Le bœuf n’est pas le seul en cause : le secteur agro-alimentaire irlandais, le plus gros employeur du pays avec 8,4% des actifs, exporte 37% de sa production vers le Royaume-Uni.
L’industrie du champignon, qui y envoie 80% de sa production, a la première fait les frais des fluctuations de la livre avec des marges déjà étroites qui ont encore baissé et causé la faillite de plusieurs exploitants.
Fermiers, éleveurs, transformateurs, guettent aussi avec anxiété l’issue des négociations de Londres avec Bruxelles, avec la crainte de voir rétablies les barrières douanières entre l’UE et le Royaume-Uni.

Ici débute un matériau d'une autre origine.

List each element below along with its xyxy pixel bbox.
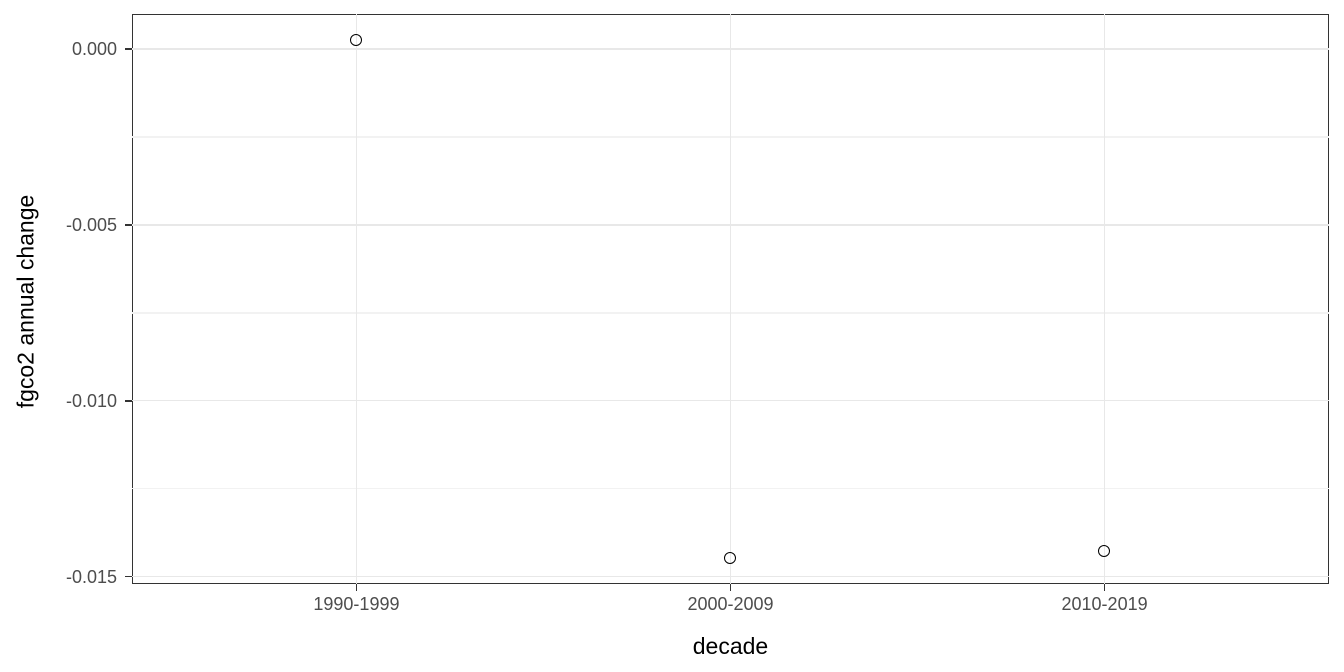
x-tick-label: 2000-2009	[687, 594, 774, 614]
y-axis-tick	[125, 399, 132, 402]
x-axis-tick	[355, 584, 358, 591]
data-point	[1097, 545, 1110, 558]
data-point	[723, 552, 736, 565]
x-tick-label: 1990-1999	[313, 594, 400, 614]
gridline-major-x	[355, 14, 358, 584]
y-axis-tick	[125, 224, 132, 226]
y-tick-label: -0.010	[65, 390, 117, 411]
y-tick-label: -0.015	[65, 566, 117, 587]
y-tick-label: 0.000	[71, 39, 117, 60]
y-tick-label: -0.005	[65, 214, 117, 235]
x-tick-label: 2010-2019	[1061, 594, 1148, 614]
x-axis-title: decade	[692, 633, 769, 659]
y-axis-tick	[125, 575, 132, 578]
y-axis-title: fgco2 annual change	[12, 194, 39, 409]
data-point	[349, 33, 362, 46]
gridline-major-x	[1103, 14, 1106, 584]
y-axis-tick	[125, 48, 132, 50]
x-axis-tick	[729, 584, 732, 591]
gridline-major-x	[729, 14, 732, 584]
x-axis-tick	[1103, 584, 1106, 591]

« Il faut se préparer au pire tout en espérant le meilleur », résume Tara McCarthy, présidente de Bord Bia, l’agence gouvernementale de l’agro-alimentaire qui a mis à disposition des entreprises exportatrices des outils d’information et de marketing pour envisager de nouvelles stratégies.
À la recherche de nouveaux partenaires
Dublin cherche aussi en parallèle de nouveaux partenaires en cas de sortie sans accord de son voisin même si « cela laisserait un vide immense puisque l’on parle de 250.000 tonnes de bœuf exportés au Royaume-Uni », souligne Tara McCarthy.

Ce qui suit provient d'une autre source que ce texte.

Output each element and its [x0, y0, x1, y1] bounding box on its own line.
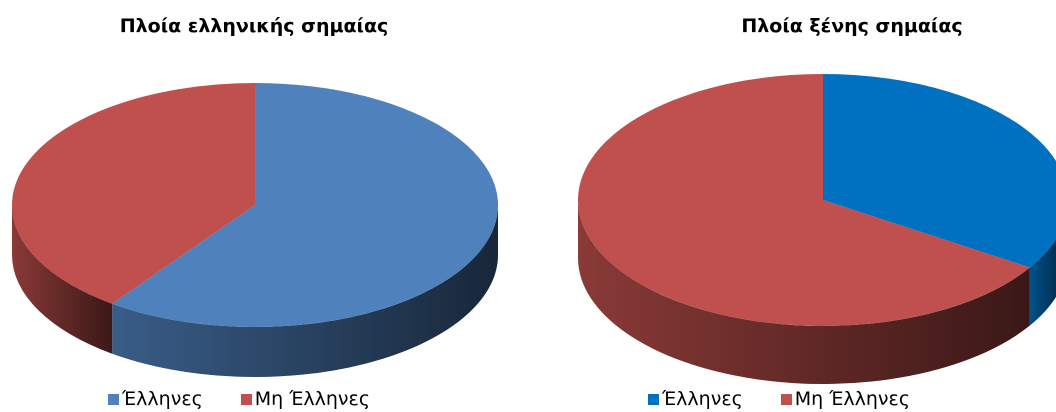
legend-item-non-greeks: Μη Έλληνες [780, 388, 910, 410]
pie-slice-greeks [112, 83, 499, 328]
pie-slice-non-greeks [12, 83, 256, 304]
pie-side-non-greeks [578, 200, 1030, 385]
legend-item-greeks: Έλληνες [108, 388, 203, 410]
pie-slice-greeks [823, 74, 1056, 268]
pie-slice-non-greeks [578, 74, 1030, 326]
pie-side-greeks [112, 205, 498, 377]
pie-chart-foreign-flag [578, 74, 1056, 385]
legend-swatch-greeks [108, 393, 119, 405]
pie-side-greeks [1029, 238, 1056, 326]
legend: Έλληνες Μη Έλληνες [648, 386, 910, 412]
legend-label-non-greeks: Μη Έλληνες [794, 388, 910, 410]
legend-item-greeks: Έλληνες [648, 388, 743, 410]
legend-swatch-greeks [648, 393, 659, 405]
chart-title: Πλοία ξένης σημαίας [741, 15, 963, 37]
legend-label-greeks: Έλληνες [662, 388, 743, 410]
legend: Έλληνες Μη Έλληνες [108, 386, 370, 412]
chart-foreign-flag: Πλοία ξένης σημαίας Έλληνες Μη Έλληνες [528, 0, 1056, 412]
pie-chart-greek-flag [12, 83, 499, 377]
pie-side-non-greeks [12, 205, 113, 354]
legend-swatch-non-greeks [780, 393, 792, 405]
legend-label-non-greeks: Μη Έλληνες [254, 388, 370, 410]
chart-title: Πλοία ελληνικής σημαίας [119, 15, 389, 37]
legend-item-non-greeks: Μη Έλληνες [240, 388, 370, 410]
chart-greek-flag: Πλοία ελληνικής σημαίας Έλληνες Μη Έλλην… [12, 15, 499, 412]
legend-label-greeks: Έλληνες [122, 388, 203, 410]
legend-swatch-non-greeks [240, 393, 252, 405]
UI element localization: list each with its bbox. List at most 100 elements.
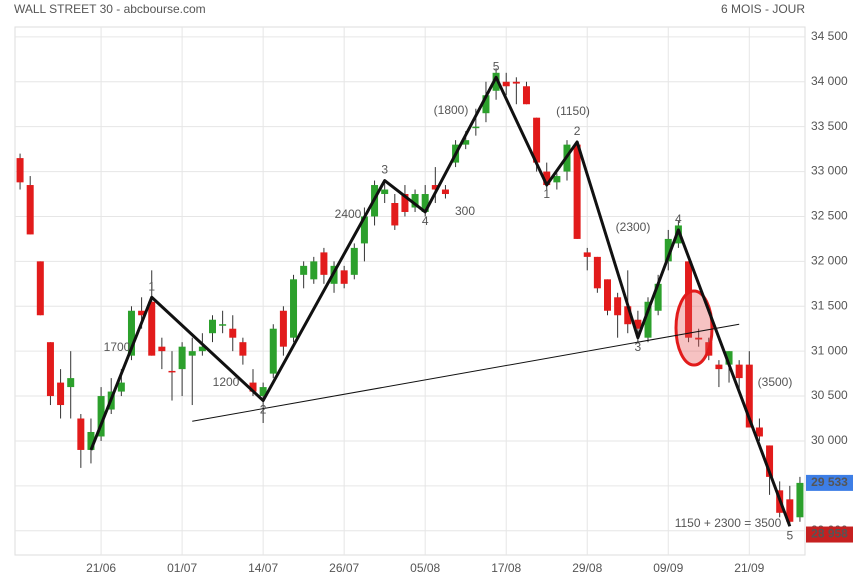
candle-body: [97, 396, 105, 437]
x-tick-label: 09/09: [653, 561, 683, 575]
candle-body: [87, 431, 95, 450]
candle-body: [239, 342, 247, 356]
wave-label: 2: [574, 124, 581, 138]
candle-body: [472, 126, 480, 129]
candle-body: [158, 346, 166, 352]
trendline: [192, 323, 740, 422]
annotation: 1200: [213, 375, 240, 389]
candle-body: [593, 256, 601, 289]
candle-body: [57, 382, 65, 406]
y-tick-label: 30 000: [811, 433, 848, 447]
candle-body: [198, 346, 206, 352]
candle-body: [604, 279, 611, 311]
candle-body: [168, 370, 176, 373]
candle-body: [441, 189, 449, 195]
y-tick-label: 30 500: [811, 388, 848, 402]
grid: [15, 27, 805, 555]
x-tick-label: 05/08: [410, 561, 440, 575]
candle-body: [715, 364, 723, 370]
x-tick-label: 01/07: [167, 561, 197, 575]
x-tick-label: 26/07: [329, 561, 359, 575]
candle-body: [431, 185, 439, 190]
plot-frame: [14, 26, 806, 556]
candle-body: [573, 144, 581, 239]
wave-label: 5: [493, 59, 500, 73]
y-tick-label: 33 000: [811, 164, 848, 178]
candle-body: [67, 378, 75, 388]
candle-body: [148, 301, 156, 356]
candle-body: [229, 328, 237, 338]
candle-body: [644, 301, 652, 338]
wave-label: 2: [260, 403, 267, 417]
candle-body: [127, 310, 135, 356]
x-tick-label: 14/07: [248, 561, 278, 575]
candle-body: [290, 279, 298, 338]
annotation: 1700: [104, 340, 131, 354]
candle-body: [674, 225, 682, 244]
wave-label: 3: [381, 163, 388, 177]
annotation: 300: [455, 204, 475, 218]
x-tick-label: 29/08: [572, 561, 602, 575]
candle-body: [178, 346, 186, 370]
wave-label: 4: [675, 212, 682, 226]
candle-body: [735, 364, 743, 379]
candle-body: [360, 216, 368, 244]
candle-body: [654, 283, 662, 311]
y-tick-label: 34 500: [811, 29, 848, 43]
wave-label: 5: [786, 528, 793, 542]
candle-body: [188, 351, 196, 356]
candle-body: [755, 427, 763, 437]
x-tick-label: 21/06: [86, 561, 116, 575]
candle-body: [77, 418, 85, 450]
annotation: (1800): [434, 103, 469, 117]
candle-body: [300, 265, 308, 275]
candle-body: [117, 382, 125, 392]
candle-body: [421, 194, 429, 212]
x-tick-label: 17/08: [491, 561, 521, 575]
candle-body: [482, 95, 490, 114]
candle-body: [401, 194, 409, 212]
annotation: 1150 + 2300 = 3500: [675, 516, 782, 530]
highlight-ellipse: [674, 289, 714, 367]
candle-body: [512, 81, 520, 84]
candle-body: [583, 252, 591, 257]
candle-body: [634, 319, 642, 329]
candle-body: [16, 158, 24, 183]
candle-body: [138, 310, 146, 316]
wave-zigzag: [89, 75, 792, 527]
candle-body: [614, 297, 622, 316]
candle-body: [796, 482, 804, 518]
candle-body: [695, 337, 703, 340]
candle-body: [786, 499, 794, 522]
candle-body: [310, 261, 318, 280]
wave-label: 1: [148, 279, 155, 293]
annotations: 1700 1200 2400 300 (1800) (1150) (2300) …: [104, 103, 793, 530]
candle-body: [553, 176, 561, 183]
y-tick-label: 31 500: [811, 298, 848, 312]
candle-body: [209, 319, 216, 334]
y-tick-label: 33 500: [811, 119, 848, 133]
candle-body: [411, 194, 419, 208]
candle-body: [624, 306, 632, 325]
price-box: [806, 526, 853, 543]
candle-body: [249, 382, 257, 392]
candle-body: [391, 203, 399, 226]
candle-body: [340, 270, 348, 284]
candle-body: [269, 328, 277, 374]
x-tick-label: 21/09: [734, 561, 764, 575]
candle-body: [492, 72, 500, 91]
candle-body: [766, 445, 774, 477]
period-label: 6 MOIS - JOUR: [721, 2, 805, 16]
annotation: (1150): [556, 104, 590, 118]
candle-body: [522, 86, 530, 105]
candle-body: [350, 247, 358, 275]
price-box-label: 29 533: [811, 475, 848, 489]
candle-body: [259, 387, 267, 397]
candle-body: [725, 351, 733, 365]
annotation: (2300): [616, 220, 651, 234]
candle-body: [745, 364, 753, 428]
candle-body: [219, 324, 227, 326]
wave-label: 1: [543, 187, 550, 201]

Le pays vise en particulier le marché chinois « qui pourrait représenter une belle opportunité » mais auquel il n’a pas encore accès.
À l’inverse du secteur de la viande ou des champignons, les producteurs de lait vont mieux grâce à une récente remontée des prix des produits laitiers après une année 2016 difficile, selon John Wicherley, éleveur de vaches laitières dans le comté de Cork, au sud de l’Irlande.
La situation est « stable », affirme-t-il tout en ne s’avouant que « prudemment confiant ».
Le lait de ses vaches alimente l’industrie fromagère irlandaise qui fournit 80% du cheddar consommé par les Britanniques.
Pour Joe Healy, sans le Royaume-Uni dans l’union douanière, « il n’y a plus vraiment de marché pour le cheddar » irlandais. Car « fermiers et transformateurs ont investi pour fournir au marché et aux consommateurs britanniques les produits dont ils ont besoin ». Sans ce débouché, ils seront particulièrement fragiles.